Married. Art Carney, 48, Jackie Gleason's comical sidekick in television's long-run "Honeymooners," and co-star (with Walter Matthau) of last year's Broadway rib tickler The Odd Couple; and Barbara Isaac, 41, onetime TV production assistant; both for the second time; in Manhattan.

Died. Tara Browne, 21, heir to the Guinness brewery fortune and a pacemaker in London's "swinging" set as proprietor of a successful men's boutique selling mod Edwardian clothes; of injuries, when his Lotus Elan sports car hit a parked truck; in London.

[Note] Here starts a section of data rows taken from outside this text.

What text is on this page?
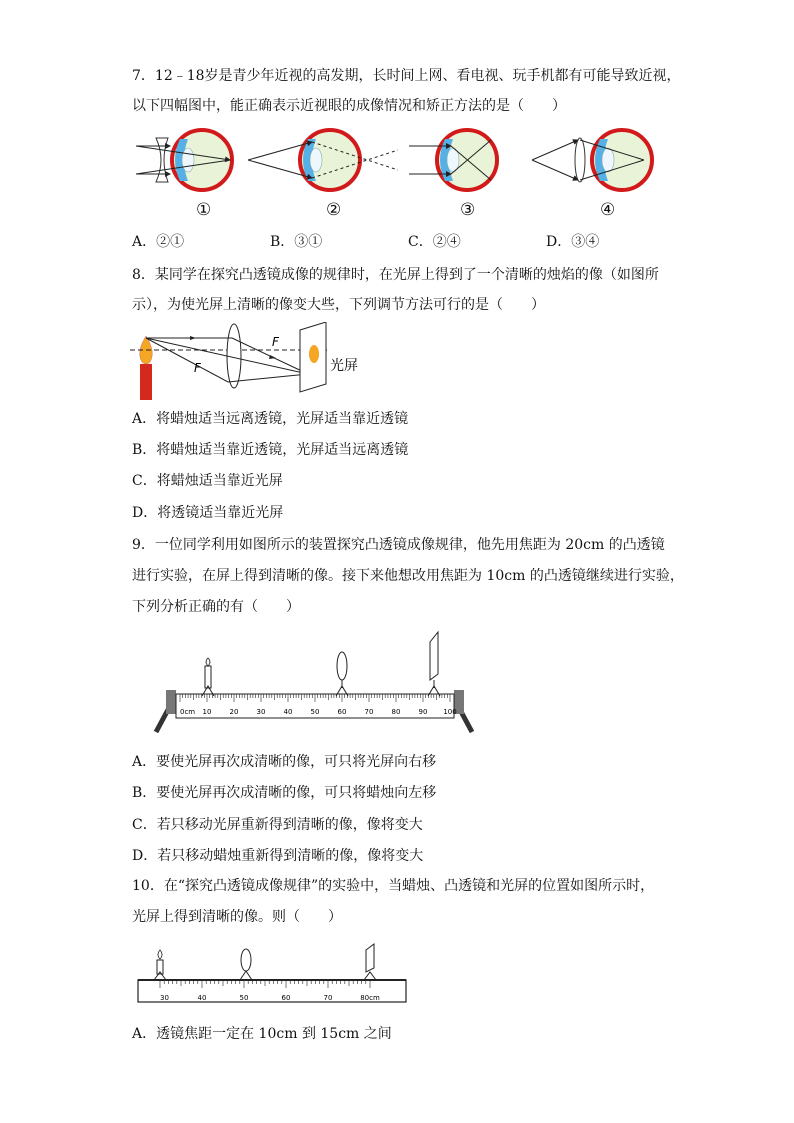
7．12﹣18岁是青少年近视的高发期，长时间上网、看电视、玩手机都有可能导致近视，
以下四幅图中，能正确表示近视眼的成像情况和矫正方法的是（　　）
①	②	③	④
A．②①	B．③①	C．②④	D．③④
8．某同学在探究凸透镜成像的规律时，在光屏上得到了一个清晰的烛焰的像（如图所
示），为使光屏上清晰的像变大些，下列调节方法可行的是（　　）
F
F	光屏
A．将蜡烛适当远离透镜，光屏适当靠近透镜
B．将蜡烛适当靠近透镜，光屏适当远离透镜
C．将蜡烛适当靠近光屏
D．将透镜适当靠近光屏
9．一位同学利用如图所示的装置探究凸透镜成像规律，他先用焦距为 20cm 的凸透镜
进行实验，在屏上得到清晰的像。接下来他想改用焦距为 10cm 的凸透镜继续进行实验，
下列分析正确的有（　　）
0cm 10	20	30	40	50	60	70	80	90 100
A．要使光屏再次成清晰的像，可只将光屏向右移
B．要使光屏再次成清晰的像，可只将蜡烛向左移
C．若只移动光屏重新得到清晰的像，像将变大
D．若只移动蜡烛重新得到清晰的像，像将变大
10．在“探究凸透镜成像规律”的实验中，当蜡烛、凸透镜和光屏的位置如图所示时，
光屏上得到清晰的像。则（　　）
30	40	50	60	70	80cm
A．透镜焦距一定在 10cm 到 15cm 之间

Died. Carroll Gartin, 53, long-term Lieutenant Governor of Mississippi, an influential moderate who could not shake a belief in segregation, nevertheless emerged as a champion of law and order when he rallied support among business and professional men against night-riding white terrorism during the long hot summer of 1964, was preparing to run for Governor next year; of a heart attack; in Laurel, Miss.

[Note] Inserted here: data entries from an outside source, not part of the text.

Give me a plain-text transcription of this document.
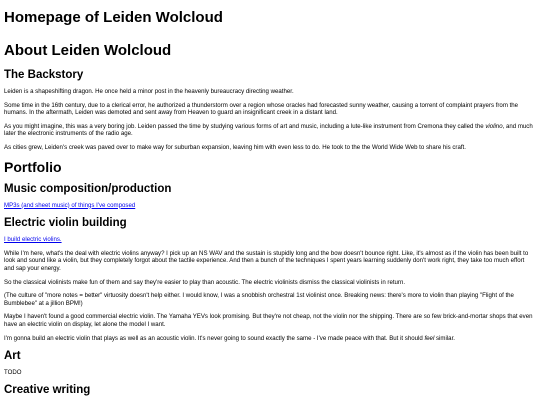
Homepage of Leiden Wolcloud
About Leiden Wolcloud
The Backstory

Leiden is a shapeshifting dragon. He once held a minor post in the heavenly bureaucracy directing weather.

Some time in the 16th century, due to a clerical error, he authorized a thunderstorm over a region whose oracles had forecasted sunny weather, causing a torrent of complaint prayers from the humans. In the aftermath, Leiden was demoted and sent away from Heaven to guard an insignificant creek in a distant land.

As you might imagine, this was a very boring job. Leiden passed the time by studying various forms of art and music, including a lute-like instrument from Cremona they called the violino, and much later the electronic instruments of the radio age.

As cities grew, Leiden's creek was paved over to make way for suburban expansion, leaving him with even less to do. He took to the the World Wide Web to share his craft.

Portfolio
Music composition/production

MP3s (and sheet music) of things I've composed

Electric violin building

I build electric violins.

While I'm here, what's the deal with electric violins anyway? I pick up an NS WAV and the sustain is stupidly long and the bow doesn't bounce right. Like, it's almost as if the violin has been built to look and sound like a violin, but they completely forgot about the tactile experience. And then a bunch of the techniques I spent years learning suddenly don't work right, they take too much effort and sap your energy.

So the classical violinists make fun of them and say they're easier to play than acoustic. The electric violinists dismiss the classical violinists in return.

(The culture of "more notes = better" virtuosity doesn't help either. I would know, I was a snobbish orchestral 1st violinist once. Breaking news: there's more to violin than playing "Flight of the Bumblebee" at a jillion BPM!)

Maybe I haven't found a good commercial electric violin. The Yamaha YEVs look promising. But they're not cheap, not the violin nor the shipping. There are so few brick-and-mortar shops that even have an electric violin on display, let alone the model I want.

I'm gonna build an electric violin that plays as well as an acoustic violin. It's never going to sound exactly the same - I've made peace with that. But it should feel similar.

Art

TODO

Creative writing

Died. Irita Van Doren, 75, longtime (1926-63) editor of Books, the New York Herald Tribune's Sunday review, and first wife of Author Carl Van Doren (The American Novel), whom she divorced in 1935, herself an influential lady of letters whose literary salon was graced by Virginia Woolf, Aldous Huxley, Andre Maurois and Carl Sandburg; of a stroke; in Manhattan.

Died. Leroy A. Van Bomel, 81, head of National Dairy Products Corp. for 16 years until his retirement in 1957, a descendant of Dutch settlers and dairymen, who started in the family trade as a Manhattan milkman, eventually became National Dairy president in 1941 and, by introducing modern technology to the barns and expanding into other food lines, in ten years doubled sales to $1 billion, thus making his company one of the nation's biggest food processors; of emphysema; in Manhattan.